A informação vinha a acumular-se, mas agora é real. Depois de anos de domínio incontestado, a Tesla perdeu a coroa de maior fabricante mundial de veículos puramente elétricos para a rival chinesa BYD.


Os dados finais de 2025 confirmam uma mudança importante na indústria automóvel. A marca asiática consolidou uma liderança que muitos analistas previam, mas que poucos esperavam que acontecesse de forma tão expressiva e rápida.

Este marco histórico reflete não apenas a ascensão da indústria chinesa. É também a confirmação dos desafios crescentes que a empresa de Elon Musk enfrenta num mercado cada vez mais saturado e competitivo.

Há um novo líder nas vendas de carros elétricos

Os números divulgados são esclarecedores e marcam o fim de uma era. A BYD encerrou o ano de 2025 com um total impressionante de 2,26 milhões de veículos 100% elétricos vendidos. Com isso registou um crescimento robusto de cerca de 28% em comparação com o ano anterior.

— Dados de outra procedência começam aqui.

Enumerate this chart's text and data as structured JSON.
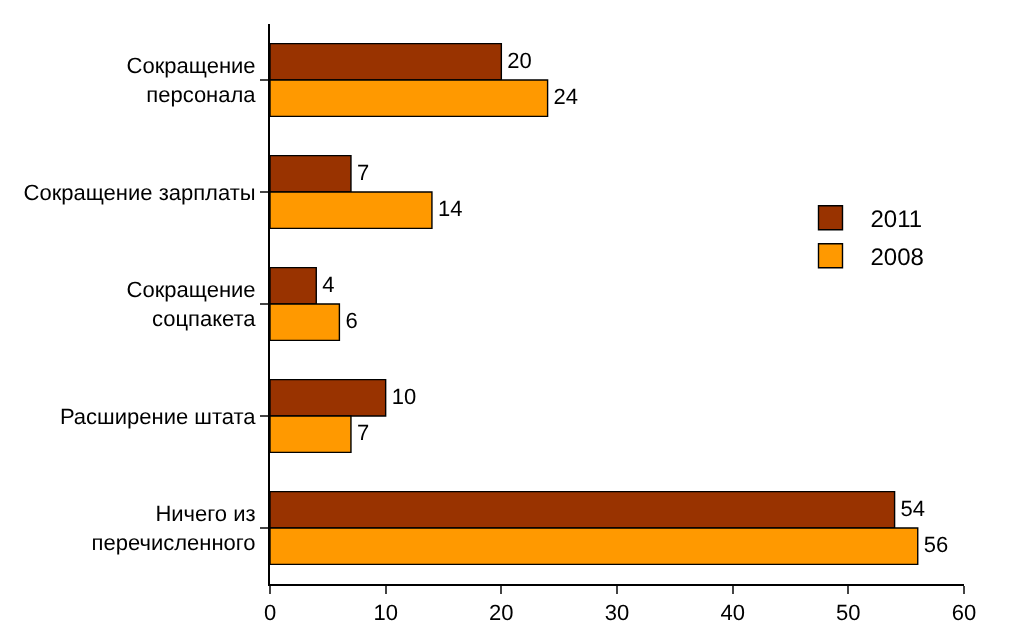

Em contraste, a Tesla reportou a entrega de aproximadamente 1,6 milhões de unidades, o que representa uma queda nas vendas anuais, evidenciando uma tendência preocupante para a marca norte-americana. Se em 2011 a BYD era vista com desdém pelos executivos da Tesla, hoje a realidade é bem diferente, com a gigante chinesa a ditar o ritmo da mobilidade elétrica global.

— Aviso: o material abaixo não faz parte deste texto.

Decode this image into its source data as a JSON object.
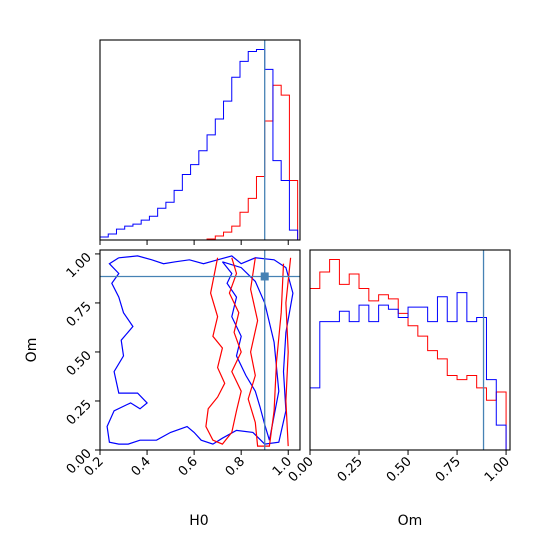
{
  "chart_data": {
    "type": "corner",
    "parameters": [
      "H0",
      "Om"
    ],
    "truths": {
      "H0": 0.9,
      "Om": 0.885
    },
    "colors": {
      "red": "#ff0000",
      "blue": "#0000ff",
      "truth": "#4682b4"
    },
    "panels": [
      {
        "id": "h0-marginal",
        "type": "histogram",
        "x": "H0",
        "xlim": [
          0.2,
          1.05
        ],
        "bin_edges": [
          0.2,
          0.235,
          0.27,
          0.305,
          0.34,
          0.375,
          0.41,
          0.445,
          0.48,
          0.515,
          0.55,
          0.585,
          0.62,
          0.655,
          0.69,
          0.725,
          0.76,
          0.795,
          0.83,
          0.865,
          0.9,
          0.935,
          0.97,
          1.005,
          1.04
        ],
        "series": [
          {
            "color": "red",
            "counts": [
              0,
              0,
              0,
              0,
              0,
              0,
              0,
              0,
              0,
              0,
              0,
              0,
              0,
              0.005,
              0.02,
              0.04,
              0.07,
              0.14,
              0.21,
              0.32,
              0.6,
              0.78,
              0.73,
              0.3
            ]
          },
          {
            "color": "blue",
            "counts": [
              0.015,
              0.03,
              0.055,
              0.07,
              0.08,
              0.1,
              0.12,
              0.16,
              0.19,
              0.25,
              0.33,
              0.38,
              0.45,
              0.53,
              0.61,
              0.7,
              0.82,
              0.9,
              0.95,
              0.96,
              0.86,
              0.4,
              0.3,
              0.05
            ]
          }
        ]
      },
      {
        "id": "om-marginal",
        "type": "histogram",
        "x": "Om",
        "xlim": [
          0,
          1.02
        ],
        "bin_edges": [
          0,
          0.05,
          0.1,
          0.15,
          0.2,
          0.25,
          0.3,
          0.35,
          0.4,
          0.45,
          0.5,
          0.55,
          0.6,
          0.65,
          0.7,
          0.75,
          0.8,
          0.85,
          0.9,
          0.95,
          1.0
        ],
        "series": [
          {
            "color": "red",
            "counts": [
              0.78,
              0.86,
              0.92,
              0.8,
              0.85,
              0.78,
              0.72,
              0.75,
              0.73,
              0.66,
              0.6,
              0.55,
              0.48,
              0.44,
              0.36,
              0.34,
              0.36,
              0.3,
              0.24,
              0.28
            ]
          },
          {
            "color": "blue",
            "counts": [
              0.3,
              0.62,
              0.62,
              0.67,
              0.62,
              0.7,
              0.62,
              0.7,
              0.68,
              0.64,
              0.69,
              0.69,
              0.62,
              0.74,
              0.62,
              0.76,
              0.62,
              0.64,
              0.34,
              0.12
            ]
          }
        ]
      },
      {
        "id": "h0-om-2d",
        "type": "contour",
        "x": "H0",
        "y": "Om",
        "xlim": [
          0.2,
          1.05
        ],
        "ylim": [
          0,
          1.02
        ],
        "xticks": [
          "0.2",
          "0.4",
          "0.6",
          "0.8",
          "1.0"
        ],
        "yticks": [
          "0.00",
          "0.25",
          "0.50",
          "0.75",
          "1.00"
        ],
        "contours": [
          {
            "color": "blue",
            "points": [
              [
                0.28,
                0.98
              ],
              [
                0.36,
                0.99
              ],
              [
                0.42,
                0.97
              ],
              [
                0.47,
                0.95
              ],
              [
                0.52,
                0.96
              ],
              [
                0.58,
                0.97
              ],
              [
                0.64,
                0.95
              ],
              [
                0.7,
                0.97
              ],
              [
                0.76,
                0.99
              ],
              [
                0.8,
                0.95
              ],
              [
                0.86,
                0.98
              ],
              [
                0.94,
                0.97
              ],
              [
                0.99,
                0.93
              ],
              [
                1.02,
                0.8
              ],
              [
                0.99,
                0.6
              ],
              [
                0.98,
                0.4
              ],
              [
                0.99,
                0.2
              ],
              [
                0.96,
                0.04
              ],
              [
                0.9,
                0.03
              ],
              [
                0.85,
                0.09
              ],
              [
                0.78,
                0.1
              ],
              [
                0.72,
                0.06
              ],
              [
                0.68,
                0.03
              ],
              [
                0.63,
                0.05
              ],
              [
                0.6,
                0.09
              ],
              [
                0.57,
                0.12
              ],
              [
                0.5,
                0.09
              ],
              [
                0.44,
                0.05
              ],
              [
                0.37,
                0.05
              ],
              [
                0.32,
                0.03
              ],
              [
                0.28,
                0.03
              ],
              [
                0.24,
                0.04
              ],
              [
                0.23,
                0.12
              ],
              [
                0.26,
                0.2
              ],
              [
                0.33,
                0.24
              ],
              [
                0.37,
                0.21
              ],
              [
                0.4,
                0.24
              ],
              [
                0.36,
                0.29
              ],
              [
                0.28,
                0.29
              ],
              [
                0.26,
                0.4
              ],
              [
                0.3,
                0.48
              ],
              [
                0.29,
                0.56
              ],
              [
                0.34,
                0.63
              ],
              [
                0.3,
                0.7
              ],
              [
                0.28,
                0.78
              ],
              [
                0.25,
                0.85
              ],
              [
                0.28,
                0.9
              ],
              [
                0.24,
                0.95
              ],
              [
                0.28,
                0.98
              ]
            ]
          },
          {
            "color": "blue",
            "points": [
              [
                0.72,
                0.96
              ],
              [
                0.76,
                0.9
              ],
              [
                0.74,
                0.85
              ],
              [
                0.78,
                0.78
              ],
              [
                0.76,
                0.68
              ],
              [
                0.8,
                0.58
              ],
              [
                0.78,
                0.48
              ],
              [
                0.82,
                0.38
              ],
              [
                0.86,
                0.3
              ],
              [
                0.88,
                0.22
              ],
              [
                0.9,
                0.13
              ],
              [
                0.92,
                0.05
              ],
              [
                0.96,
                0.3
              ],
              [
                0.94,
                0.55
              ],
              [
                0.9,
                0.75
              ],
              [
                0.86,
                0.86
              ],
              [
                0.8,
                0.93
              ],
              [
                0.72,
                0.96
              ]
            ]
          },
          {
            "color": "red",
            "points": [
              [
                0.7,
                0.98
              ],
              [
                0.67,
                0.8
              ],
              [
                0.7,
                0.68
              ],
              [
                0.68,
                0.58
              ],
              [
                0.72,
                0.52
              ],
              [
                0.7,
                0.42
              ],
              [
                0.73,
                0.34
              ],
              [
                0.7,
                0.27
              ],
              [
                0.66,
                0.21
              ],
              [
                0.65,
                0.12
              ],
              [
                0.68,
                0.05
              ],
              [
                0.72,
                0.03
              ],
              [
                0.76,
                0.09
              ],
              [
                0.78,
                0.2
              ],
              [
                0.8,
                0.3
              ],
              [
                0.76,
                0.4
              ],
              [
                0.8,
                0.5
              ],
              [
                0.77,
                0.6
              ],
              [
                0.79,
                0.7
              ],
              [
                0.75,
                0.8
              ],
              [
                0.78,
                0.9
              ],
              [
                0.76,
                0.98
              ]
            ]
          },
          {
            "color": "red",
            "points": [
              [
                0.86,
                0.98
              ],
              [
                0.84,
                0.82
              ],
              [
                0.87,
                0.66
              ],
              [
                0.84,
                0.5
              ],
              [
                0.86,
                0.38
              ],
              [
                0.83,
                0.26
              ],
              [
                0.86,
                0.14
              ],
              [
                0.87,
                0.02
              ],
              [
                0.92,
                0.02
              ],
              [
                0.94,
                0.2
              ],
              [
                0.95,
                0.45
              ],
              [
                0.97,
                0.7
              ],
              [
                0.98,
                0.95
              ]
            ]
          },
          {
            "color": "red",
            "points": [
              [
                1.01,
                0.98
              ],
              [
                0.99,
                0.75
              ],
              [
                1.0,
                0.5
              ],
              [
                0.99,
                0.25
              ],
              [
                1.0,
                0.02
              ]
            ]
          }
        ]
      }
    ]
  }
}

Desempenho da BYD contrasta com recuo da Tesla

O sucesso da BYD explica-se pela sua estratégia agressiva de preços e pela diversidade do seu portefólio. Oferece desde modelos citadinos acessíveis até opções de luxo. A expansão internacional foi crucial, com as exportações a desempenharem um papel fundamental neste crescimento.

Do lado oposto, a Tesla parece sofrer com o envelhecimento da sua gama de modelos e com as polémicas que envolvem a sua liderança, fatores que afastaram consumidores e permitiram que a concorrência ganhasse terreno. Enquanto a BYD acelera a fundo com novas tecnologias e fábricas em vários continentes, a Tesla terá de se reinventar para recuperar o lugar cimeiro nas vendas de carros elétricos.